Although they were summarily booted out of the palace, Anastasia decided to return to filch those royal jewels before they went back to Fairy Tale Land, so she wouldn’t have to rely on waste-managing her mother’s bedroom for their living. Although the two were so strapped for cash that they had subsisted on bread crusts for two weeks, Anastasia put together an AMAZING ensemble for the jewelry theft she was planning. I mean bespoke gloves, a jaunty neck tie, little boots—how the heck did she get this stuff?! And then she made Will Scarlet/the Knave French-braid her hair, I guess? It's very hard to French braid your own hair, so he had to have helped her out.
Obviously instead of stealing the jewels she ran into the aging Don Juan Red King who offered to make her his Queen! Will, who’d been waiting outside for her to throw down the jewels, was instead greeted by the announcement that she was the new Queen of Wonderland.
And she’d taken down his French braid and let another man craft her a new updo. Very rude. How long do you think Will was waiting down there? Hours? To contract a royal marriage it might have been days. Anyway, ta-da: That’s why they hate each other. But to be fair, why didn’t Will marry her when he had the chance? She left her home to camp with him full-time, and as far as I know they weren’t even engaged. If he loved her then he should have put a ring on it.
Anyway, obviously the Red Queen did not honor her promises once she was out of the void; she stole the magic glitter and flitted away. Alice had kept a little herself, and so she was able to use it to see Jafar’s palace and set out in the right direction. But—BIG EMOTIONAL REVEAL—the Red Queen DID use the magic to turn Will back into a real boy. Okay, she still loves him, nice. Meanwhile, Cyrus the genie had finally finished welding metal with a chicken bone and had escaped his giant birdcage, so he and Alice have nothing between them now except for 300 miles of CGI jungle. Hurrah!
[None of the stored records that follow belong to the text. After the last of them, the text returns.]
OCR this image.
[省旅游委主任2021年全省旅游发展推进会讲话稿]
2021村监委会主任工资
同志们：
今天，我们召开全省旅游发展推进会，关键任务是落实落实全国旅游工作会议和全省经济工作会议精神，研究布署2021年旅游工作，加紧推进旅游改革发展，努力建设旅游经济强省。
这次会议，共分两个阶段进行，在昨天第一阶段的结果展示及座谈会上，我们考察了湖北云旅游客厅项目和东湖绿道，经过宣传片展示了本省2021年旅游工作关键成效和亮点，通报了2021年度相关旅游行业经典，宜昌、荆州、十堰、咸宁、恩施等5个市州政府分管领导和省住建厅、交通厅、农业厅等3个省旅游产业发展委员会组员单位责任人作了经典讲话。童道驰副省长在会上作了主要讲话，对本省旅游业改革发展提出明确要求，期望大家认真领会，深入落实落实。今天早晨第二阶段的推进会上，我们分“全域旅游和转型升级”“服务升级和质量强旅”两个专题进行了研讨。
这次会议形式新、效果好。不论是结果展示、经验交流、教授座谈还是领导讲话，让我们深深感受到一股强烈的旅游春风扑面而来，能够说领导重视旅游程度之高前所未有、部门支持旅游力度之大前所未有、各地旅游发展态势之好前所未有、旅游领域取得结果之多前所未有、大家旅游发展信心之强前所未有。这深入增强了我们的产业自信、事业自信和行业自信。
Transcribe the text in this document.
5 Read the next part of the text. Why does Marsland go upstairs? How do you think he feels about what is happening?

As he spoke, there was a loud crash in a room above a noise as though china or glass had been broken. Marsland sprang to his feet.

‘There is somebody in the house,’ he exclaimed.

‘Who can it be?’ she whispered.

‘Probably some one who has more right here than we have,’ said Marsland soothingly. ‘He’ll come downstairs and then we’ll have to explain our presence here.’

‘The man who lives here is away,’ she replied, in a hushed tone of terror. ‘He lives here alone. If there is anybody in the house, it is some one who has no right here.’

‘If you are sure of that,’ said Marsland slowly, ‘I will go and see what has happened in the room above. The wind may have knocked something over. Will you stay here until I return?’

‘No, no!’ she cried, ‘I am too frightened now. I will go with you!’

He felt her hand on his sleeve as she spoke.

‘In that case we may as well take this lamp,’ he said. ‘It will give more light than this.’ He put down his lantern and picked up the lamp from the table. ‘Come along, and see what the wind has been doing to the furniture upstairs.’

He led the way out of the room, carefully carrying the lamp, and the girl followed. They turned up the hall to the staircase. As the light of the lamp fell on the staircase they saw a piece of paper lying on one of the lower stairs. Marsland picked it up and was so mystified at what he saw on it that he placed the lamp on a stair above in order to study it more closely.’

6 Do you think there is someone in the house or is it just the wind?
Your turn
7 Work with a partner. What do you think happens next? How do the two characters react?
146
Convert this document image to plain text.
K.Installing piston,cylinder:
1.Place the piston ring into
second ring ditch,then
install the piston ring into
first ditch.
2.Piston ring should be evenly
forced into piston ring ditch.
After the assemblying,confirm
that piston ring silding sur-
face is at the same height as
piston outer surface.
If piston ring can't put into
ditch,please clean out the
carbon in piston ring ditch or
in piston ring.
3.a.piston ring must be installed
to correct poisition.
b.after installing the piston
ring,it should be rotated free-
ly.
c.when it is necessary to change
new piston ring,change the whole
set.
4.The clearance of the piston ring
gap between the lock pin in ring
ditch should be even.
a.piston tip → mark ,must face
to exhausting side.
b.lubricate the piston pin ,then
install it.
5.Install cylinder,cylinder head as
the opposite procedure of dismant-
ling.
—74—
All in all, this was a pleasant, simple episode that added a few layers of emotional complexity to one of the series’ most cartoonish characters. The Red Queen definitely needed some characteristics beyond "evil" and "sexy," and we got them. I do wish that this episode had been front-loaded to air earlier in the season—it would've been nice to see more of the Knave and the Red Queen’s backstory in the pilot, and the classically styled Alice and the general creepiness would've been a lot more engaging than the marshmallow swamp and terrible animated caterpillar and all that foolishness we endured in the first two episodes.
I think it's likely that Wonderland will continue to unspool its truncated tale, if only because of the continued success of its mother franchise. And after this episode I’m a lot less bored by that prospect. I want to find out whether Red and Knave ever make up. I want to know where Silver Fox went. (Body of Evidence-style murder by SEX?!) And it'll be a tinier bit easier to root for Cyrus when he’s going to be doing something other than sitting around. Hurrah!
... Have you ever fallen in love with a burglar who broke into your house?
... Have you ever spent two weeks foraging in the woods with your true love?
... Why can’t Cyrus do any kind of magic for himself?
... Does Alice’s reluctance to wish for Cyrus to be by her side make less and less sense as both of them continue to veer toward mortal peril? (a.k.a., Can the "consequences" of making a big wish really be worse than dying while crossing a rift in the Earth's crust?)
... Pretty obvious, right, that the guy in the cage next to Cyrus was the Sultan who fathered Jafar and that Jafar wants him to make Jafar his official heir?
... Should ABC try other OUAT franchises? Do you think it's likely they will, given the dismal performance of Wonderland?